Mashinsky also served as an advisor for ventures like Hogeg’s Sirin Labs (SRN), which remodelled Hogeg’s failed $16,000 luxury smartphone into a “blockchain phone” with its own cold wallet in 2019.
Hogeg also served as an advisor to Mashinsky’s Celsius Network, archives show.
Celsius Network offers crypto loans and promises annualized yield of up to 17% on deposited crypto assets. It recently closed a $750 million funding round.
Mashinsky admitted to transacting over $1 billion worth of commercial paper loans with Tether (USDT) during a Bloomberg investigation.
Read more: [Tether Papers: This is exactly who acquired 70% of all USDT ever issued]

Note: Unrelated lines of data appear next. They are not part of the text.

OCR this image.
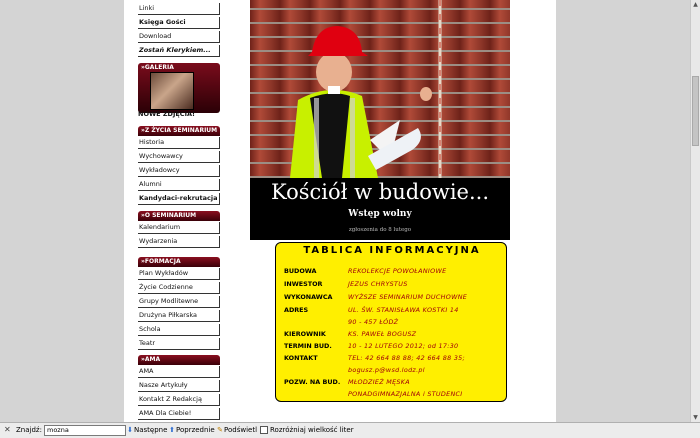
Linki
Księga Gości
Download
Zostań Klerykiem...
»GALERIA
NOWE ZDJĘCIA!
»Z ŻYCIA SEMINARIUM
Historia
Wychowawcy
Wykładowcy
Alumni
Kandydaci-rekrutacja
»O SEMINARIUM
Kalendarium
Wydarzenia
»FORMACJA
Plan Wykładów
Życie Codzienne
Grupy Modlitewne
Drużyna Piłkarska
Schola
Teatr
»AMA
AMA
Nasze Artykuły
Kontakt Z Redakcją
AMA Dla Ciebie!
Kościół w budowie...
Wstęp wolny
zgłoszenia do 8 lutego
TABLICA INFORMACYJNA
BUDOWA	REKOLEKCJE POWOŁANIOWE
INWESTOR	JEZUS CHRYSTUS
WYKONAWCA	WYŻSZE SEMINARIUM DUCHOWNE
ADRES	UL. ŚW. STANISŁAWA KOSTKI 14
90 - 457 ŁÓDŹ
KIEROWNIK	KS. PAWEŁ BOGUSZ
TERMIN BUD.	10 - 12 LUTEGO 2012; od 17:30
KONTAKT	TEL: 42 664 88 88; 42 664 88 35;
bogusz.p@wsd.lodz.pl
POZW. NA BUD.	MŁODZIEŻ MĘSKA
PONADGIMNAZJALNA i STUDENCI
▲
▼
✕ Znajdź: mozna	⬇Następne ⬆Poprzednie ✎Podświetl	Rozróżniaj wielkość liter
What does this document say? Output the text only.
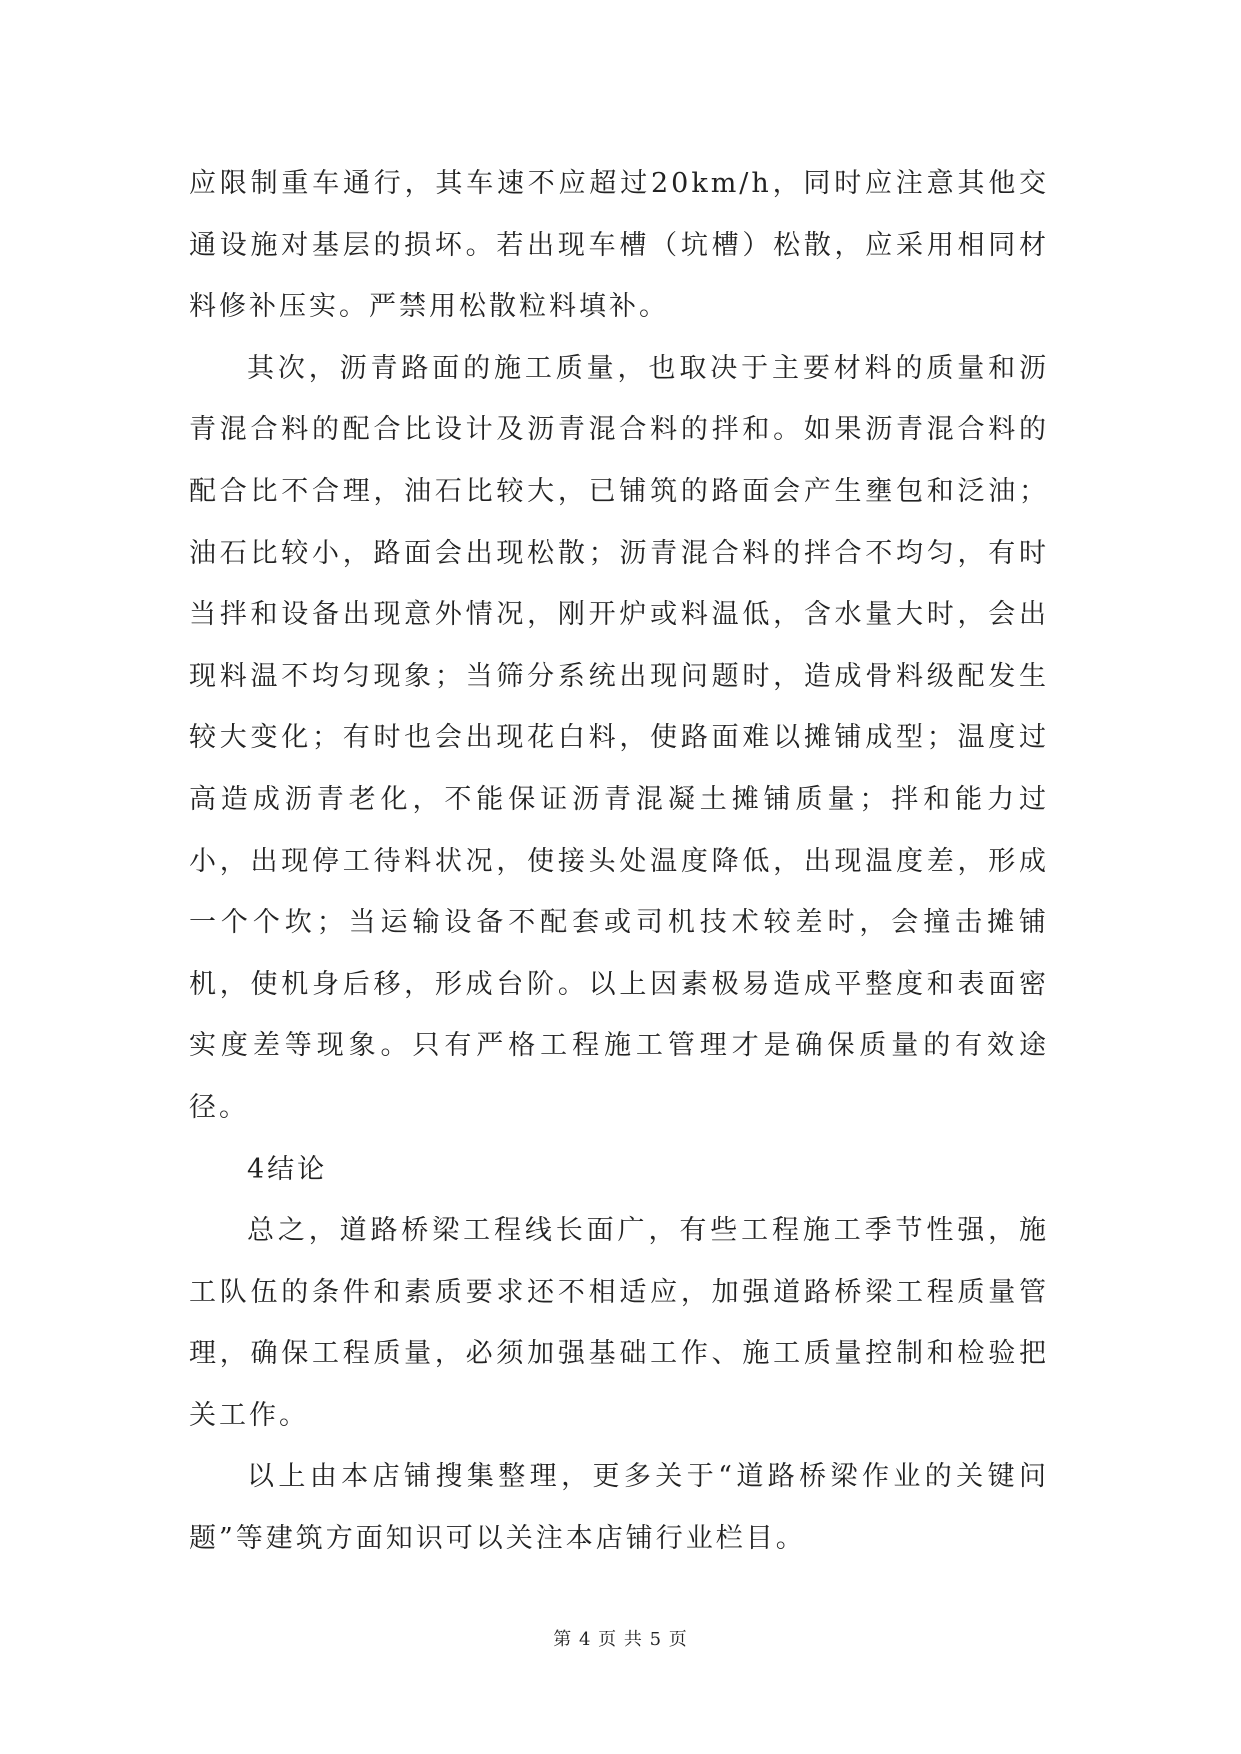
应限制重车通行，其车速不应超过20km/h，同时应注意其他交通设施对基层的损坏。若出现车槽（坑槽）松散，应采用相同材料修补压实。严禁用松散粒料填补。

其次，沥青路面的施工质量，也取决于主要材料的质量和沥青混合料的配合比设计及沥青混合料的拌和。如果沥青混合料的配合比不合理，油石比较大，已铺筑的路面会产生壅包和泛油；油石比较小，路面会出现松散；沥青混合料的拌合不均匀，有时当拌和设备出现意外情况，刚开炉或料温低，含水量大时，会出现料温不均匀现象；当筛分系统出现问题时，造成骨料级配发生较大变化；有时也会出现花白料，使路面难以摊铺成型；温度过高造成沥青老化，不能保证沥青混凝土摊铺质量；拌和能力过小，出现停工待料状况，使接头处温度降低，出现温度差，形成一个个坎；当运输设备不配套或司机技术较差时，会撞击摊铺机，使机身后移，形成台阶。以上因素极易造成平整度和表面密实度差等现象。只有严格工程施工管理才是确保质量的有效途径。

4结论

总之，道路桥梁工程线长面广，有些工程施工季节性强，施工队伍的条件和素质要求还不相适应，加强道路桥梁工程质量管理，确保工程质量，必须加强基础工作、施工质量控制和检验把关工作。

以上由本店铺搜集整理，更多关于“道路桥梁作业的关键问题”等建筑方面知识可以关注本店铺行业栏目。

第 4 页 共 5 页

Not long after that report, Celsius received an additional $1 billion in fresh USDT. Mashinsky also has access to a Bitfinex trading account.
Tether has attracted the attention of the New York Attorney General, CFTC, SEC, Federal Reserve, and even US Treasury Secretary Janet Yellen, who personally expressed concern about Tether’s lack of transparency regarding its backing.
Yellen also dislikes stablecoins’ potential to challenge the dominance of fiat currencies like the US dollar.
Celsius heavily leverages Tether
According to due diligence unit Jakal, Celsius Network’s net assets were worth $1.44 billion in December 2020 with liabilities totaling over $2.9 billion.
Worse, $1.5 billion of its Gross Assets were unsold CEL tokens, which obviously would not preserve their value amid a $1.5 billion liquidation. This implies its USDT loans, at least at one point, made up a sizable portion of Celsius’ operational capital.
Some users have reported difficulty withdrawing funds from Celsius. Others are concerned that Celsius may be a Tether-supported Ponzi scheme.
Read more: [Celsius chief claims he ‘redistributes wealth’ in face of regulatory pressure]
Regulators in Texas and New Jersey have also scrutinized Celsius Network’s offerings on the suspicion that the company offers unregistered securities.
Celsius Network maintains a headquarters in Hoboken, New Jersey. It also reports financials in the United Kingdom.
A court has scheduled a hearing in the Texas case against Celsius Network for February 14, 2022. Texas regulators are seeking a cease-and-desist order.
New Jersey regulators also filed a cease-and-desist order requiring that Celsius Network stop offering interest-bearing investments in the state.
Celsius Network issued a statement in response to the arrest of its CFO to assure holders Shalem’s legal troubles have nothing to do with the company.